このように、ヒトラーを利用しようとしたザヴァツキをはじめとして、周囲の現代人のせせこましさや私利私欲が描かれることで、相対的にヒトラーが大きな人物に見えてきたりもする。

街を行くヒトラーを恐怖や非難の視線で見る人はほとんどいない。だが唯一、ザヴァツキの同僚で後に恋人になるクレマイヤーの祖母は、会った瞬間にヒトラーを本人と認め激しく食ってかかる。痴呆老人の彼女がそこだけ覚醒するこのシーンは、ユダヤ人家族を殺され怒りと悲しみの中で生きてきた一人の女性の人生が一瞬画面を切り裂いたかのように鮮烈だ。

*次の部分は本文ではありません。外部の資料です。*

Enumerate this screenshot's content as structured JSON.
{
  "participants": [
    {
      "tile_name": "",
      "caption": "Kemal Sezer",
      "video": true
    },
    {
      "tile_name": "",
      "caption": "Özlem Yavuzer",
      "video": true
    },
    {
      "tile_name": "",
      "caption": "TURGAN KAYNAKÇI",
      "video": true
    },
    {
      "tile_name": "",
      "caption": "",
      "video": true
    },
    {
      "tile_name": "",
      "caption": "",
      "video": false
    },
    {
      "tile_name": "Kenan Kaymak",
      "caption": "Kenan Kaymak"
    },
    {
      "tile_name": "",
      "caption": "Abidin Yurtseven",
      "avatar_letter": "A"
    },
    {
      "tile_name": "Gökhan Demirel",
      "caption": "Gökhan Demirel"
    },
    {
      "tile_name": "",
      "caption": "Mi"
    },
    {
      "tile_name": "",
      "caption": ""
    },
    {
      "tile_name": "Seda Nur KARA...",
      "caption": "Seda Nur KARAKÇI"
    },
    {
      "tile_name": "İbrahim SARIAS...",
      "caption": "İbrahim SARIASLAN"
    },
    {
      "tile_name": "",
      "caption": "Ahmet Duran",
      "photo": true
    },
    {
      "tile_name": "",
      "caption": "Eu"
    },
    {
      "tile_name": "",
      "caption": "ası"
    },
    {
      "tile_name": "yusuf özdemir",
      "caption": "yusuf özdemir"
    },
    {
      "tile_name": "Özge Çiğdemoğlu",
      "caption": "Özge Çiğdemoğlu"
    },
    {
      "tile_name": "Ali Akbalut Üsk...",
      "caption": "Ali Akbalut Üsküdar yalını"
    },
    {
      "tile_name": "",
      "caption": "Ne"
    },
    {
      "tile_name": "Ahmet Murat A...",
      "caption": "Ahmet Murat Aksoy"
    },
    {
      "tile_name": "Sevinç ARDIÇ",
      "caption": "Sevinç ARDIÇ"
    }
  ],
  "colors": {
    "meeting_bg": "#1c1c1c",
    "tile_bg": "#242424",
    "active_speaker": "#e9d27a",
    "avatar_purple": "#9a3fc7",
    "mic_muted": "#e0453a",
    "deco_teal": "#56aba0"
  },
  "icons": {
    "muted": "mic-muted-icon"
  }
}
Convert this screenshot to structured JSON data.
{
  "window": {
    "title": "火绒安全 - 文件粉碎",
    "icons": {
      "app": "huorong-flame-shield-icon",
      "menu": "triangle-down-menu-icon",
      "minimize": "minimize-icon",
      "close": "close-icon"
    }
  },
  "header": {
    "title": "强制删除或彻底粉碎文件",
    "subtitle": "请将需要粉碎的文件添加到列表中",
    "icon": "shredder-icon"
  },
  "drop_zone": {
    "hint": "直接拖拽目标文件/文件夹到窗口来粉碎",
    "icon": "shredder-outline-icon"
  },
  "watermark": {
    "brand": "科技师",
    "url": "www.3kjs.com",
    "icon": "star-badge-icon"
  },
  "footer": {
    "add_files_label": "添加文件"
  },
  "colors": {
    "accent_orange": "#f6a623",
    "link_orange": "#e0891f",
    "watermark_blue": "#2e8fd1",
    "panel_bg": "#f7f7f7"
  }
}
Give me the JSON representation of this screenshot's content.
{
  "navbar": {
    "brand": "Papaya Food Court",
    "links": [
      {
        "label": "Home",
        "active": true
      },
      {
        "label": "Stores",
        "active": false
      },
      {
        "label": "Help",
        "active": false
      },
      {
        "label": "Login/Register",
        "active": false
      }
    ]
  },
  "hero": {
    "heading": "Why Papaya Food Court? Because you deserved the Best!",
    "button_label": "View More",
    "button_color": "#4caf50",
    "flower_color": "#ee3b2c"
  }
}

彼女以外で、最後にやっとヒトラーがその人本人であることに気づく者がいるが、その告発の叫びは封じられる。どこまでも異色の大型芸人として彼を扱い、それで金儲けしようとするテレビ局。そのことを知ってか知らずか、カリスマ的な人気に乗じて”我が闘争”を続行しようとするヒトラー。人々は彼にこぞって檜舞台を用意し、歯に衣着せぬ刺激的なポップスターとして祭り上げた。それは、「我々の中には既にヒトラーがいる」ことを示しているのではないだろうか。